LightweightGoogle

Gemini 3.1 Flash Lite

Gemini 3.1 Flash Lite is Google's lightweight multimodal model offering fast inference across text, image, audio, and video with a 1M token context window.

Context 1.0M
Tier Lightweight
Modalities text, image, audio, video
Input from
$0.250 / 1M tokens
across 2 providers

API Pricing

ProviderInput / 1MOutput / 1MSpeedTTFTUpdated
$0.250$1.50199 t/s7.8s4/10/2026
$0.250$1.50199 t/s7.8s4/10/2026

Prices updated daily. Last check: 4/14/2026

Model Details

General

Creator
Google
Family
Gemini
Tier
Lightweight
Context Window
1.0M
Modalities
Text, Image, Audio, Video

Capabilities

Tool Calling
No
Open Source
No
Aliases
gemini-3-1-flash-lite-preview

Strengths & Limitations

  • Supports four modalities: text, image, audio, and video input
  • Large 1 million token context window for processing lengthy documents
  • Fast output generation at 199 tokens per second
  • Lightweight design optimized for speed and efficiency
  • Part of Google's current-generation Gemini 3.1 model family
  • Multimodal capabilities in a cost-optimized package
  • No tool calling or function execution capabilities
  • Positioned as lightweight tier with reduced reasoning compared to Gemini 3.1 Pro
  • Proprietary model with no open-source availability
  • Time to first token of 7.8 seconds is slower than some competitors

Key Features

1 million token context window
Text input and generation
Image input processing
Audio input processing
Video input processing
Streaming response support
Batch processing capabilities
REST API access

About Gemini 3.1 Flash Lite

Gemini 3.1 Flash Lite is Google's lightweight tier model within the Gemini family, positioned as a fast and efficient option for multimodal applications. As part of the Gemini 3.1 generation, it sits below the flagship Gemini 3.1 Pro in Google's model hierarchy, optimized for speed and cost-effectiveness rather than maximum capability. The model supports multimodal input across text, image, audio, and video modalities with a substantial 1 million token context window. Performance benchmarks show output speeds of approximately 199 tokens per second with a time to first token of around 7.8 seconds. However, the model does not include tool calling capabilities, distinguishing it from more feature-complete models in Google's lineup. Gemini 3.1 Flash Lite targets use cases where multimodal processing speed and context length matter more than maximum reasoning capability. Its combination of broad modality support and fast inference makes it suitable for applications requiring quick processing of mixed media content, though users needing advanced reasoning or tool integration would typically choose higher-tier models.

Common Use Cases

Gemini 3.1 Flash Lite is designed for applications requiring fast multimodal processing without the complexity of tool calling or maximum reasoning capability. Its combination of speed, large context window, and broad modality support makes it suitable for content analysis workflows, document processing with mixed media, rapid prototyping of multimodal applications, and high-throughput scenarios where cost efficiency matters. The model works well for summarizing long documents with embedded images, processing video content for basic analysis, and applications needing quick responses across multiple input types. Organizations looking for multimodal capabilities at scale, rather than complex reasoning or agentic workflows, will find this model appropriate for their needs.
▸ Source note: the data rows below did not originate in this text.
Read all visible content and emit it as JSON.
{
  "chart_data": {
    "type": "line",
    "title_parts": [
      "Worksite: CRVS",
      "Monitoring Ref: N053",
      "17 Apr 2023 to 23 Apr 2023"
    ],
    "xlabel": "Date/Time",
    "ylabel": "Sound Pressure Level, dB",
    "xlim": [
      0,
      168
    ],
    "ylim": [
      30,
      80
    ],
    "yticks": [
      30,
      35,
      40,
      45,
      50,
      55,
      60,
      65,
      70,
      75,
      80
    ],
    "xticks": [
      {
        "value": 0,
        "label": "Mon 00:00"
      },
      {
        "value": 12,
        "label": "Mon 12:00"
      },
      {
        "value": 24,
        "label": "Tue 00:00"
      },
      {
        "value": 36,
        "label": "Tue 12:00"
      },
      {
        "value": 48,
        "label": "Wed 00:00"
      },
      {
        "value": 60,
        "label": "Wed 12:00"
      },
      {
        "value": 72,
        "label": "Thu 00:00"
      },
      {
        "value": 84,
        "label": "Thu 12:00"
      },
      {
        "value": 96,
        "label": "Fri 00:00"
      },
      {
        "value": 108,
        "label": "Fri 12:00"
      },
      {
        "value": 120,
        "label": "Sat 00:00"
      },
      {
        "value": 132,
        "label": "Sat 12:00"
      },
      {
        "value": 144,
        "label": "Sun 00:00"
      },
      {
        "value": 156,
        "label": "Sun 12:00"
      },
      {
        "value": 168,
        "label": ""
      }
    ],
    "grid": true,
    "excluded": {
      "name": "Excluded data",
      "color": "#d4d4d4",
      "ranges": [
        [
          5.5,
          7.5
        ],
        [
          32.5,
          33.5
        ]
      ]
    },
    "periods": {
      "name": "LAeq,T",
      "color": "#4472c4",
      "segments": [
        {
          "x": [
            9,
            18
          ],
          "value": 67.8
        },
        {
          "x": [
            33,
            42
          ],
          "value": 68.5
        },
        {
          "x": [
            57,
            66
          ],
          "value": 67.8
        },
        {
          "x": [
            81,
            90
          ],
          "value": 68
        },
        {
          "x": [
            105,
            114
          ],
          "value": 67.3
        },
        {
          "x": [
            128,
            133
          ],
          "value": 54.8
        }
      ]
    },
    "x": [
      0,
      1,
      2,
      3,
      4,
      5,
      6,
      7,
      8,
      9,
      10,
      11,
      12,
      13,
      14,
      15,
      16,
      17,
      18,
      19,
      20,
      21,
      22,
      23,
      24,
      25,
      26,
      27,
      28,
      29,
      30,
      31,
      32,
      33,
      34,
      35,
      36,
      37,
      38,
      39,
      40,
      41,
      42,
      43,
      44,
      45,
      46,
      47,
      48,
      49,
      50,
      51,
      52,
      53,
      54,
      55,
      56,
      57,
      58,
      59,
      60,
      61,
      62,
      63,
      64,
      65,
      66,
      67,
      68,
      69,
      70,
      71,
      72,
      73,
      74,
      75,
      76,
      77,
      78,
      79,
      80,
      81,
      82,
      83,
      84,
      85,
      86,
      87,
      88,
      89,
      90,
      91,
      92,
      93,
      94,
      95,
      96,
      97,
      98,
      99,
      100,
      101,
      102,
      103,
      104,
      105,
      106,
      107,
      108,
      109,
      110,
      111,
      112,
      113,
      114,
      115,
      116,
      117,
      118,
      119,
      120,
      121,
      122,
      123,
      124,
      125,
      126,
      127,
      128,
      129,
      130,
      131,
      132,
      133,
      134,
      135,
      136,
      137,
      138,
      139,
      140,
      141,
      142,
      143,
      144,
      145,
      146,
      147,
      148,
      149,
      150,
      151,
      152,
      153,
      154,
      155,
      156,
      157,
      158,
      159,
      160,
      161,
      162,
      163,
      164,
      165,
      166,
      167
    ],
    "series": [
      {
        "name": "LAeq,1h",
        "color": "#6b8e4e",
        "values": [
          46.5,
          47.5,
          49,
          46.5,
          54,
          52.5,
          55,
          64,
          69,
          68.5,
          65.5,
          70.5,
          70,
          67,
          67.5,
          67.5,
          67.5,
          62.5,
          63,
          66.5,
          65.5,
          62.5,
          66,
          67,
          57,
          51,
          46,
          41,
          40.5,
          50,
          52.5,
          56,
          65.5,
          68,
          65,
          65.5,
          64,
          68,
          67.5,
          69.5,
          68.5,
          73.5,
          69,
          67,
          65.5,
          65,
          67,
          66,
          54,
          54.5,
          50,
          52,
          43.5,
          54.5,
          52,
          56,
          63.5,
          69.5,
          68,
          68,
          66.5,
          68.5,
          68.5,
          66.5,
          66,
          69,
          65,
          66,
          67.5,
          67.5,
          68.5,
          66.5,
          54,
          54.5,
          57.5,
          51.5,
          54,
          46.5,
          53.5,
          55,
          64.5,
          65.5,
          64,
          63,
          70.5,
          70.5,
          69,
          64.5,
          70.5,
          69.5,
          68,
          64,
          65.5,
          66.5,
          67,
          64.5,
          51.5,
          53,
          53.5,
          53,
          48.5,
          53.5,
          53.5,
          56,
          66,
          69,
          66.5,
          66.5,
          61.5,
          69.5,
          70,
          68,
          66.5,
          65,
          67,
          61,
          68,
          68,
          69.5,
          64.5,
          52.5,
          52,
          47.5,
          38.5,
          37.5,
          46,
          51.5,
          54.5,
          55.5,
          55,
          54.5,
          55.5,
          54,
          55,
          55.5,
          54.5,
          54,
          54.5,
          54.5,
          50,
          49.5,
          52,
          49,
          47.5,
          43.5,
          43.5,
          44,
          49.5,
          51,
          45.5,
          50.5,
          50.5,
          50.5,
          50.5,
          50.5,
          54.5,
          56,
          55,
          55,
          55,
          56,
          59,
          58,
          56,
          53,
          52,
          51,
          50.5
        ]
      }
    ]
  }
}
Frequently Asked Questions

How much does Gemini 3.1 Flash Lite cost per million tokens?

Gemini 3.1 Flash Lite pricing varies by provider and usage type. Check the pricing table above for current rates across all available providers and compare input vs output token costs.

What is Gemini 3.1 Flash Lite best used for?

Gemini 3.1 Flash Lite excels at fast multimodal processing tasks including document analysis with images, basic video content processing, and high-volume applications where speed and cost efficiency are priorities over maximum reasoning capability.

Does Gemini 3.1 Flash Lite support tool calling and function execution?

No, Gemini 3.1 Flash Lite does not include tool calling capabilities. For applications requiring function execution or API integrations, consider Gemini 3.1 Pro or other models that specifically support structured tool calling.